Das explizite Ziel ist, die Verfahren rund um den Datenschutz deutlich zu verschlanken, und in KMU die Zahl der betrieblichen Datenschutzbeauftragten zu reduzieren.

Diese Reform würde nicht nur den Sportverein von nebenan treffen, oder relativ harmlose Daten wie Kundenlisten. Als KMU gelten rund 99% aller deutschen Unternehmen. Das heißt, für 99% aller Unternehmen fiele die DSGVO weg. Also auch für Pflegedienste und Arztpraxen, Personalvermittlung und andere Unternehmen, die sensible Gesundheits- und biometrische Daten von uns verarbeiten und speichern.

Unter ‚nicht-kommerzielle Tätigkeiten‘ fällt auch nicht nur der erwähnte Sport- oder ein Musikverein, sondern auch Patientenorganisationen, politische Vereine und Gewerkschaften. Das sind Stellen, die häufig besonders prekäre Informationen von uns haben.
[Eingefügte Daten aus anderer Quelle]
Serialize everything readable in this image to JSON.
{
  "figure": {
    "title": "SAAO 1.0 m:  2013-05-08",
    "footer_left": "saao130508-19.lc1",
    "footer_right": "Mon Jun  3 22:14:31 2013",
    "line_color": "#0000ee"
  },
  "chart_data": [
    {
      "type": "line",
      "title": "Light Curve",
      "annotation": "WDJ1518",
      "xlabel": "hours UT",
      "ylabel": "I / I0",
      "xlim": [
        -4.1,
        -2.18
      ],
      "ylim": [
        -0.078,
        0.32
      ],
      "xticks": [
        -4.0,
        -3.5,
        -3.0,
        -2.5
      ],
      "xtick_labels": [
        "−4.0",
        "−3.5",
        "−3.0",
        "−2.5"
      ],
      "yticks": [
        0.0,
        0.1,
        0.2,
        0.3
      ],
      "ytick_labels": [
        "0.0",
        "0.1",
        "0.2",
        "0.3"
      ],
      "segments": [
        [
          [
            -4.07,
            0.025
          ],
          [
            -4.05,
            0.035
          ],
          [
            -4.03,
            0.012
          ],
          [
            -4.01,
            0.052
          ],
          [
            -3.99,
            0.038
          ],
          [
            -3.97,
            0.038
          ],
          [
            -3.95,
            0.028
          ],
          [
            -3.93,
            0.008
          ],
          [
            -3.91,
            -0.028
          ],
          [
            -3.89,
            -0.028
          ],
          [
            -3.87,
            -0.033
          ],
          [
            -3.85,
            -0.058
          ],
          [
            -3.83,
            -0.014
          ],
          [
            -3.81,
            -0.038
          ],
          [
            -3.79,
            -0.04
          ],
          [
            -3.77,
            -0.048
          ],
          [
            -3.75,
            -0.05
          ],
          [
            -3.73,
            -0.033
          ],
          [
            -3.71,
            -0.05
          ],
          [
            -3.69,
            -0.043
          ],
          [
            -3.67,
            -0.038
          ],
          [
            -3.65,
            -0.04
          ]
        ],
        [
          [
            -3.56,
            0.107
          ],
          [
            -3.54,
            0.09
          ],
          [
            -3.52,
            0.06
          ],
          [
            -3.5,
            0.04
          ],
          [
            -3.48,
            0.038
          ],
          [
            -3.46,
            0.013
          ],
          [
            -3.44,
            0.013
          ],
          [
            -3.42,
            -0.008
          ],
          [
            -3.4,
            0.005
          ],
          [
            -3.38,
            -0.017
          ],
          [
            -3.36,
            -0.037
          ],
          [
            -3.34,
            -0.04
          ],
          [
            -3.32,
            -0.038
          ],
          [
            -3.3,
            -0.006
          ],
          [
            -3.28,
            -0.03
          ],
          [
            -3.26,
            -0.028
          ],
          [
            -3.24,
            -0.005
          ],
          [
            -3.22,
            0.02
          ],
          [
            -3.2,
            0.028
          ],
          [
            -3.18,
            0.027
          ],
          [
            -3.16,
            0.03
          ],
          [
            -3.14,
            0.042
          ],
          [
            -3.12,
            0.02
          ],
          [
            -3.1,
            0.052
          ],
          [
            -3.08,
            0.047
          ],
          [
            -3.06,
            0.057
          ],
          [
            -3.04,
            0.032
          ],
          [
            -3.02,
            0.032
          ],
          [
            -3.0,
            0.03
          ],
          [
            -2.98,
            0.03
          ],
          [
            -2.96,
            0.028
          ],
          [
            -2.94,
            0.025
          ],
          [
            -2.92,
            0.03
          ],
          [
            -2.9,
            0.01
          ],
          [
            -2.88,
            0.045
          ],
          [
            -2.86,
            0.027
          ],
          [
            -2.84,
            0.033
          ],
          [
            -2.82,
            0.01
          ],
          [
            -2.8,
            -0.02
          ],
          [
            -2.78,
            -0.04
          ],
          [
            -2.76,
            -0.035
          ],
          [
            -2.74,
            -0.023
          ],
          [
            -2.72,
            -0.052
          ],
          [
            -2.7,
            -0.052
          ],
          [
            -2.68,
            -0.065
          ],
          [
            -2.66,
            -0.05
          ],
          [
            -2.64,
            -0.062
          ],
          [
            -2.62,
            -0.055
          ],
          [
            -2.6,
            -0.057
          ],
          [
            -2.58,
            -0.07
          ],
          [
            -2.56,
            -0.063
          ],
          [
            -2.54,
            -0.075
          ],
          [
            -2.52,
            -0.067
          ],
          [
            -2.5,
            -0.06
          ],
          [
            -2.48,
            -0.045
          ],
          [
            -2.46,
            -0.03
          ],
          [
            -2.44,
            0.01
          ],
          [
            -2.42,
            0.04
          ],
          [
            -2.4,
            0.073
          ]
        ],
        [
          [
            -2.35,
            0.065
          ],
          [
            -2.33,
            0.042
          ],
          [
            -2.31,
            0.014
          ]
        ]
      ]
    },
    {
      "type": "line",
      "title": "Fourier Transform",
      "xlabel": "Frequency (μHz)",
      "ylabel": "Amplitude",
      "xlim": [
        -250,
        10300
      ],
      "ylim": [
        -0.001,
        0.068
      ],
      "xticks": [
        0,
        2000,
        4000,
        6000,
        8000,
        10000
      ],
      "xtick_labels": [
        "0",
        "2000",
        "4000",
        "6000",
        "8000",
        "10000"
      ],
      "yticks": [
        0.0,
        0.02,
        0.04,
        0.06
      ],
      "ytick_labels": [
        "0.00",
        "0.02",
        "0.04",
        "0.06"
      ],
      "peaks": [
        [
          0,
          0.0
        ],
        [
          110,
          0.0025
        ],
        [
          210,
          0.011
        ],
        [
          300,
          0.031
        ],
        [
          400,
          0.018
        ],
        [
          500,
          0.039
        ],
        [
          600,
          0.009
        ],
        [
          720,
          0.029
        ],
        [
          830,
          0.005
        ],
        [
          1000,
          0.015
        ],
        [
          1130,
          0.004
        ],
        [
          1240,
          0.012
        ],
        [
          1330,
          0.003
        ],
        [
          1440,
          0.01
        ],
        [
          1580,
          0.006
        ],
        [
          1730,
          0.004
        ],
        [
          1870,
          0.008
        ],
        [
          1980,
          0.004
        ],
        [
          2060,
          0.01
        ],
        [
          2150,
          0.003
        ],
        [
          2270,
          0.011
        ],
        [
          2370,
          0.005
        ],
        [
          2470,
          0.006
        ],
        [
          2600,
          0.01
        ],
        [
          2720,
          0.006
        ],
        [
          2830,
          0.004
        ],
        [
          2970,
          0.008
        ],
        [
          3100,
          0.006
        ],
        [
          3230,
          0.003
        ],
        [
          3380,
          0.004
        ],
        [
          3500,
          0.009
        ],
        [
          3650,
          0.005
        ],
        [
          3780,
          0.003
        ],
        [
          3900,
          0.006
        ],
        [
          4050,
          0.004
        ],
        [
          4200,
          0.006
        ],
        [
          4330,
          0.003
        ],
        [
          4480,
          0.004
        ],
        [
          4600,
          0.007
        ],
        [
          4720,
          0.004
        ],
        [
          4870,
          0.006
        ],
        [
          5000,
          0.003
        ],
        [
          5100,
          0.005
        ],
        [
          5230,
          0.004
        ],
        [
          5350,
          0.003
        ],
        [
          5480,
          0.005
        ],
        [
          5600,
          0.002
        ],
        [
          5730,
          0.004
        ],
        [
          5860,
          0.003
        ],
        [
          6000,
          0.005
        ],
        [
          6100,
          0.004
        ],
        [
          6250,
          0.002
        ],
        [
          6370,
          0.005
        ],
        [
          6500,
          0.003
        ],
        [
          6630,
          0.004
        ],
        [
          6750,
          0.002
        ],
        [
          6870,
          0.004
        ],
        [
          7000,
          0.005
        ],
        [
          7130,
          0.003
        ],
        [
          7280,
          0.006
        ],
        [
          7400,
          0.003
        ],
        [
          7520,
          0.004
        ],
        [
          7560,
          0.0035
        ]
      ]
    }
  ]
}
Die DSGVO sorgt bisher nicht nur dafür, dass unsere Daten verantwortungsvoll bearbeitet und gut geschützt werden. Sie gibt uns auch das Recht, Auskunft darüber zu verlangen, welche Daten gesammelt wurden, Widerspruch einzulegen oder sogar eine Löschung bestimmter Daten zu erwirken.

Sollte die Regierung eine derart weitreichende Reform auf europäischer Ebene durchsetzen können, würde das für uns bedeuten, dass wir noch gläserner und machtloser würden.

Wir hätten keine Möglichkeit mehr, zu erfahren, welche Unternehmen was von uns wissen, und was sie damit anstellen.

Es ist bisher unwahrscheinlich, dass diese einschneidenden Änderungen im Europaparlament Zustimmung finden werden. Klar ist die Absicht dennoch: unter dem Vorwand des Bürokratieabbaus die (Arbeitnehmer:innen-)Schutzrechte immer weiter zu beschneiden.